TUAB0104 - Oral Abstract
Prediction of survival and decompensations of cirrhosis among HIV/HCV-co-infected patients: a comparison of liver stiffness versus liver biopsy
Presented by Juan Macías (Spain).
J. Macías1, Á. Camacho2, M.Á. von Wichmann3, L.F. López Cortés4, E. Ortega5, C. Tural6, M.J. Ríos7, D. Merino8, F. Téllez9, M. Márquez10, M. Mancebo1, A. Rivero2, J.A. Iribarren3, A. Torres-Cornejo4, P. Rubio5, J.A. Pineda1
1Hospital Universitario de Valme, Seville, Spain, 2Hospital Universitario Reina Sofía, Cordoba, Spain, 3Hospital de Donostia, San Sebastian, Spain, 4Hospital Universitario Virgen del Rocío, Seville, Spain, 5Hospital General Universitario de Valencia, Valencia, Spain, 6University Hospital Germans Trias I Pujol, Barcelona, Spain, 7Hospital Universitario Virgen Macarena, Seville, Spain, 8Complejo Hospitalario de Huelva, Huelva, Spain, 9Hospital de La Línea de la Concepción, La Linea de la Concepcion, Spain, 10Hospital Universitario Virgen de la Victoria, Malaga, Spain
Background: Survival in HCV infection depends on the fibrosis stage. Liver stiffness measurement (LSM) allows non-invasive diagnosis of fibrosis and also correlates with portal pressure. Thus, LSM could replace liver biopsy (LB) in assessing the risk of death and liver events in HIV/HCV coinfection. Because of these, we aimed to compare the prognostic performance of LB with that of LSM to predict survival and liver decompensations among HIV/HCV-coinfected patients.
Methods: 297 HIV/HCV-coinfected patients, with LB and LSM separated by ≤12 months, prospectively followed (2005-2011) were included in this cohort study. The baseline date was half the period of time between LB and LSM. LB was staged following the Scheuer's score. LSM was obtained by hepatic transient elastometry. Mortality from any cause and incidence of the first liver decompensation were estimated. The integrated discrimination improvement (IDI) was computed to compare the ability of survival models to predict outcomes.
Results: 229 (77%) patients were men. Median (IQR) follow-up was 5 (4.2-5.4) years. 275 (93%) were on antiretroviral therapy at baseline. Median (IQR) CD4 cell count was 514 (352-693) cells/µL, and 233 (79%) individuals showed undetectable plasma HIV RNA at baseline. 26 (8.8%) patients were lost to follow-up.
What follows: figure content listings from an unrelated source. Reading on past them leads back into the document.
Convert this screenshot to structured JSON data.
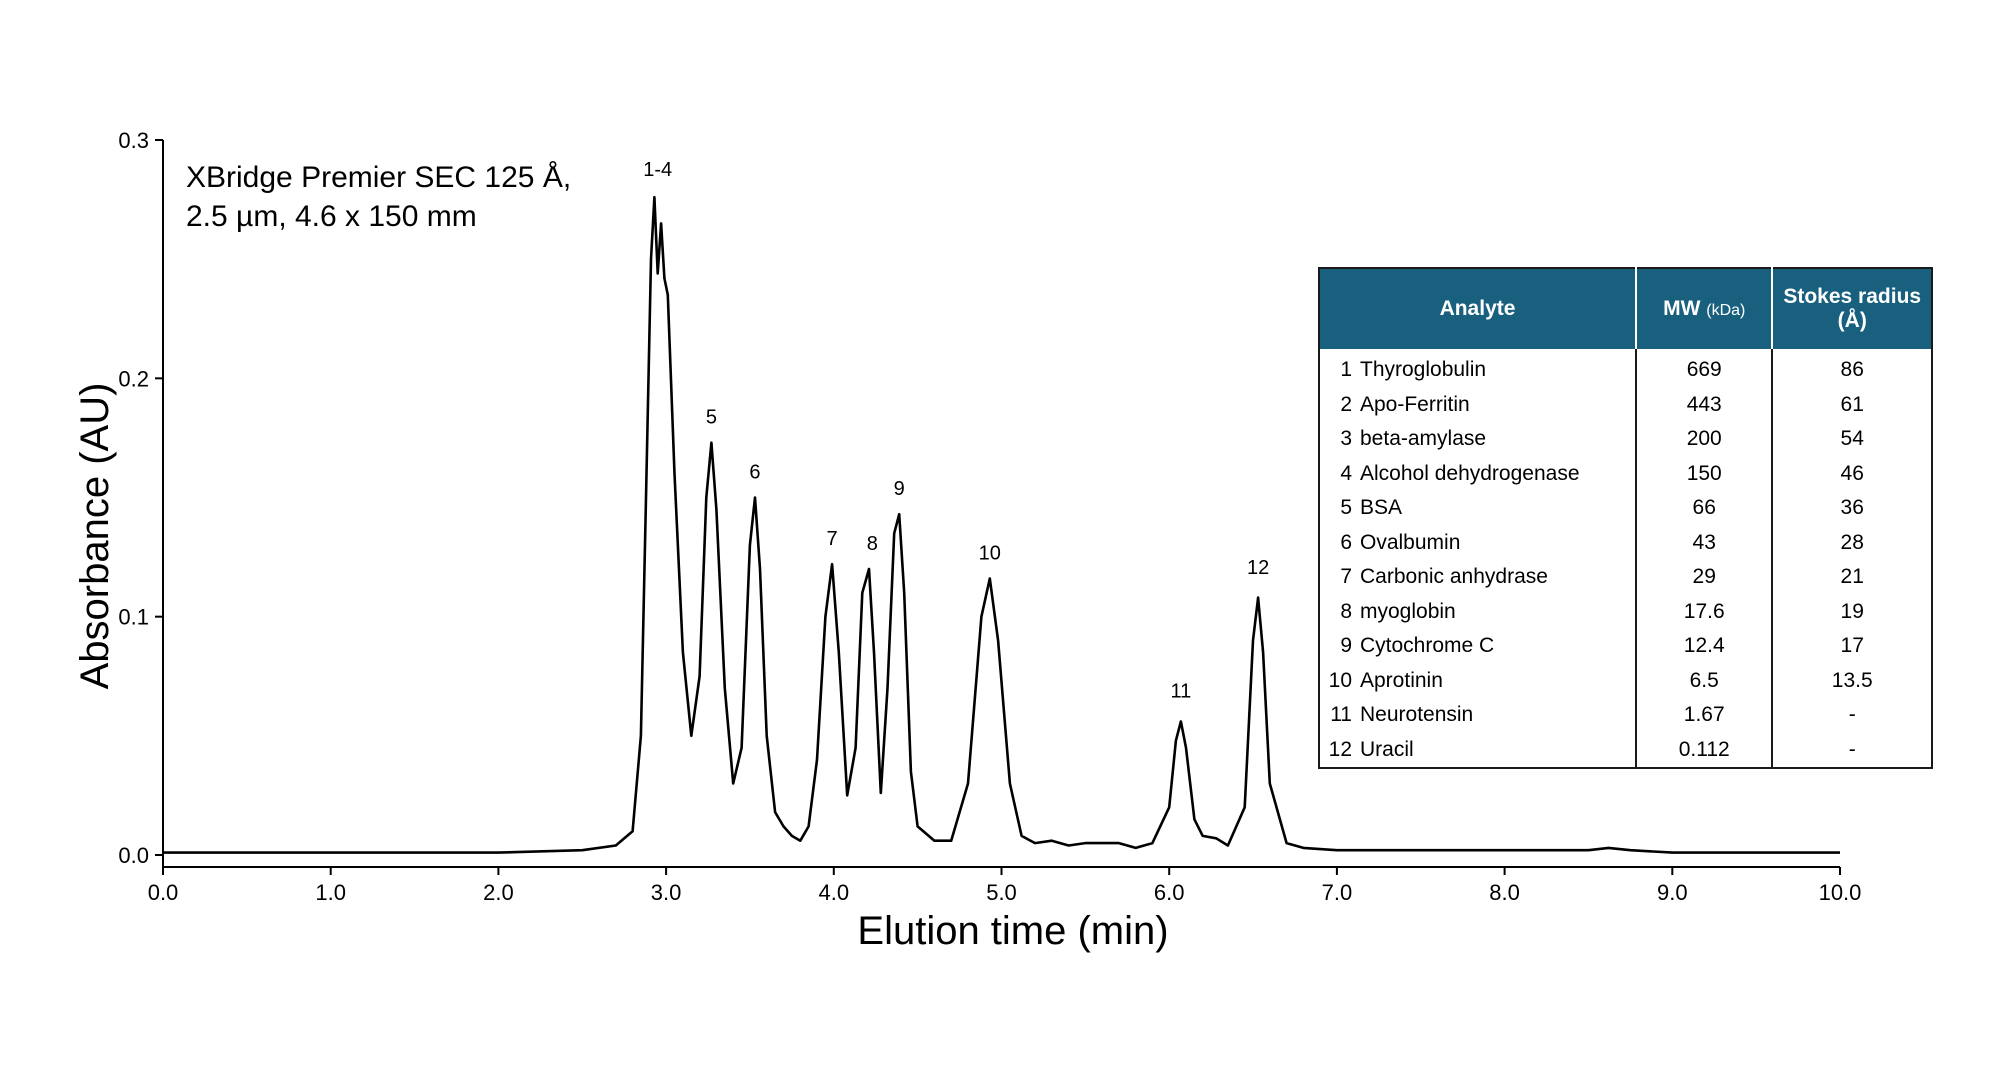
{
  "chart_data": {
    "type": "line",
    "title": "",
    "annotation": [
      "XBridge Premier SEC 125 Å,",
      "2.5 µm, 4.6 x 150 mm"
    ],
    "xlabel": "Elution time (min)",
    "ylabel": "Absorbance (AU)",
    "xlim": [
      0,
      10
    ],
    "ylim": [
      0,
      0.3
    ],
    "x_ticks": [
      "0.0",
      "1.0",
      "2.0",
      "3.0",
      "4.0",
      "5.0",
      "6.0",
      "7.0",
      "8.0",
      "9.0",
      "10.0"
    ],
    "y_ticks": [
      "0.0",
      "0.1",
      "0.2",
      "0.3"
    ],
    "grid": false,
    "legend": "none",
    "line_color": "#000000",
    "x": [
      0.0,
      2.0,
      2.5,
      2.7,
      2.8,
      2.85,
      2.88,
      2.91,
      2.93,
      2.95,
      2.97,
      2.99,
      3.01,
      3.05,
      3.1,
      3.15,
      3.2,
      3.24,
      3.27,
      3.3,
      3.35,
      3.4,
      3.45,
      3.5,
      3.53,
      3.56,
      3.6,
      3.65,
      3.7,
      3.75,
      3.8,
      3.85,
      3.9,
      3.95,
      3.99,
      4.03,
      4.08,
      4.13,
      4.17,
      4.21,
      4.24,
      4.28,
      4.32,
      4.36,
      4.39,
      4.42,
      4.46,
      4.5,
      4.6,
      4.7,
      4.8,
      4.88,
      4.93,
      4.98,
      5.05,
      5.12,
      5.2,
      5.3,
      5.4,
      5.5,
      5.6,
      5.7,
      5.8,
      5.9,
      6.0,
      6.04,
      6.07,
      6.1,
      6.15,
      6.2,
      6.28,
      6.35,
      6.45,
      6.5,
      6.53,
      6.56,
      6.6,
      6.7,
      6.8,
      7.0,
      7.3,
      7.5,
      8.0,
      8.5,
      8.62,
      8.75,
      9.0,
      10.0
    ],
    "y": [
      0.001,
      0.001,
      0.002,
      0.004,
      0.01,
      0.05,
      0.15,
      0.25,
      0.276,
      0.244,
      0.265,
      0.242,
      0.235,
      0.16,
      0.085,
      0.05,
      0.075,
      0.15,
      0.173,
      0.145,
      0.07,
      0.03,
      0.045,
      0.13,
      0.15,
      0.12,
      0.05,
      0.018,
      0.012,
      0.008,
      0.006,
      0.012,
      0.04,
      0.1,
      0.122,
      0.085,
      0.025,
      0.045,
      0.11,
      0.12,
      0.085,
      0.026,
      0.07,
      0.135,
      0.143,
      0.11,
      0.035,
      0.012,
      0.006,
      0.006,
      0.03,
      0.1,
      0.116,
      0.09,
      0.03,
      0.008,
      0.005,
      0.006,
      0.004,
      0.005,
      0.005,
      0.005,
      0.003,
      0.005,
      0.02,
      0.048,
      0.056,
      0.045,
      0.015,
      0.008,
      0.007,
      0.004,
      0.02,
      0.09,
      0.108,
      0.085,
      0.03,
      0.005,
      0.003,
      0.002,
      0.002,
      0.002,
      0.002,
      0.002,
      0.003,
      0.002,
      0.001,
      0.001
    ],
    "peak_labels": [
      {
        "label": "1-4",
        "x": 2.95,
        "y": 0.285
      },
      {
        "label": "5",
        "x": 3.27,
        "y": 0.181
      },
      {
        "label": "6",
        "x": 3.53,
        "y": 0.158
      },
      {
        "label": "7",
        "x": 3.99,
        "y": 0.13
      },
      {
        "label": "8",
        "x": 4.23,
        "y": 0.128
      },
      {
        "label": "9",
        "x": 4.39,
        "y": 0.151
      },
      {
        "label": "10",
        "x": 4.93,
        "y": 0.124
      },
      {
        "label": "11",
        "x": 6.07,
        "y": 0.066
      },
      {
        "label": "12",
        "x": 6.53,
        "y": 0.118
      }
    ]
  },
  "table": {
    "headers": {
      "analyte": "Analyte",
      "mw": "MW",
      "mw_unit": "(kDa)",
      "stokes": "Stokes radius",
      "stokes_unit": "(Å)"
    },
    "rows": [
      {
        "num": "1",
        "name": "Thyroglobulin",
        "mw": "669",
        "sr": "86"
      },
      {
        "num": "2",
        "name": "Apo-Ferritin",
        "mw": "443",
        "sr": "61"
      },
      {
        "num": "3",
        "name": "beta-amylase",
        "mw": "200",
        "sr": "54"
      },
      {
        "num": "4",
        "name": "Alcohol dehydrogenase",
        "mw": "150",
        "sr": "46"
      },
      {
        "num": "5",
        "name": "BSA",
        "mw": "66",
        "sr": "36"
      },
      {
        "num": "6",
        "name": "Ovalbumin",
        "mw": "43",
        "sr": "28"
      },
      {
        "num": "7",
        "name": "Carbonic anhydrase",
        "mw": "29",
        "sr": "21"
      },
      {
        "num": "8",
        "name": "myoglobin",
        "mw": "17.6",
        "sr": "19"
      },
      {
        "num": "9",
        "name": "Cytochrome C",
        "mw": "12.4",
        "sr": "17"
      },
      {
        "num": "10",
        "name": "Aprotinin",
        "mw": "6.5",
        "sr": "13.5"
      },
      {
        "num": "11",
        "name": "Neurotensin",
        "mw": "1.67",
        "sr": "-"
      },
      {
        "num": "12",
        "name": "Uracil",
        "mw": "0.112",
        "sr": "-"
      }
    ]
  }
}
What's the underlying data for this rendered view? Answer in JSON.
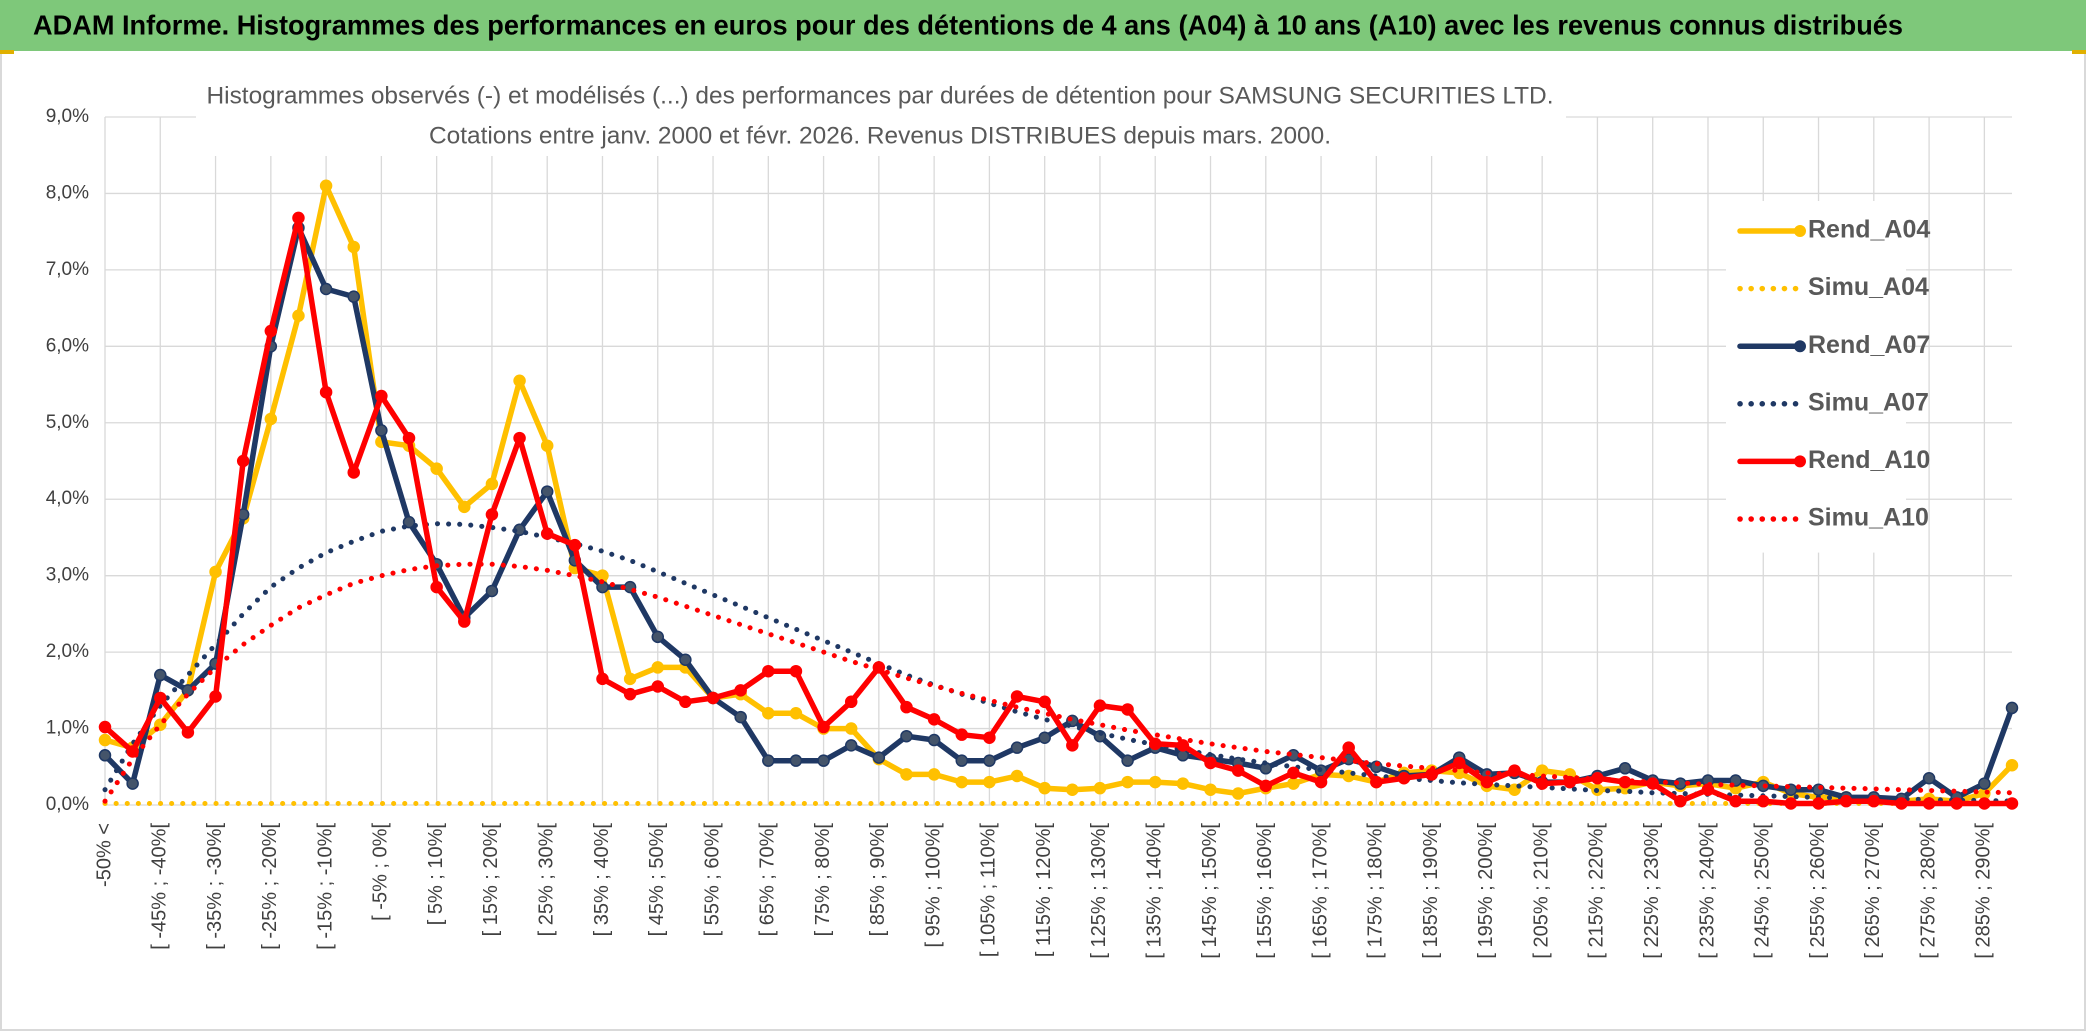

Overall mortality rate was 1.56 (95%CI: 1.02-2.40) per 100 person-years. The adjusted hazard ratio [AHR (95% confidence interval, 95%CI)] of baseline fibrosis (per stage of fibrosis) was 1.52 (1.08-2.15, p=0.017) and of LSM (per 5 KPa increase) 1.28 (1.12-1.46, p< 0.001). Assessment of IDI indicated that LMS-including models yielded a performance 3.9% better than the LB-based models (p=0.072). The liver decompensation rate was 1.59 (95%CI: 1.03-2.43) decompensations per 100 person-years. For the prediction of liver decompensations, the AHR (95%CI) of baseline fibrosis by LB (per stage of fibrosis) was 1.67 (1.15-2.43, p=0.007) and of LSM (per 5 KPa increase) 1.37 (1.21-1.54, p< 0.001). Evaluation of IDI showed that LMS-based models yielded a performance 8.4% better than the LB-based models (p=0.045).
Conclusions: LSM-based prediction achieves a similar yield than LB-based models to predict overall mortality in HIV/HCV-coinfected patients and the former could predict better liver decompensations. LSM may replace LB as prognostic tool in this setting.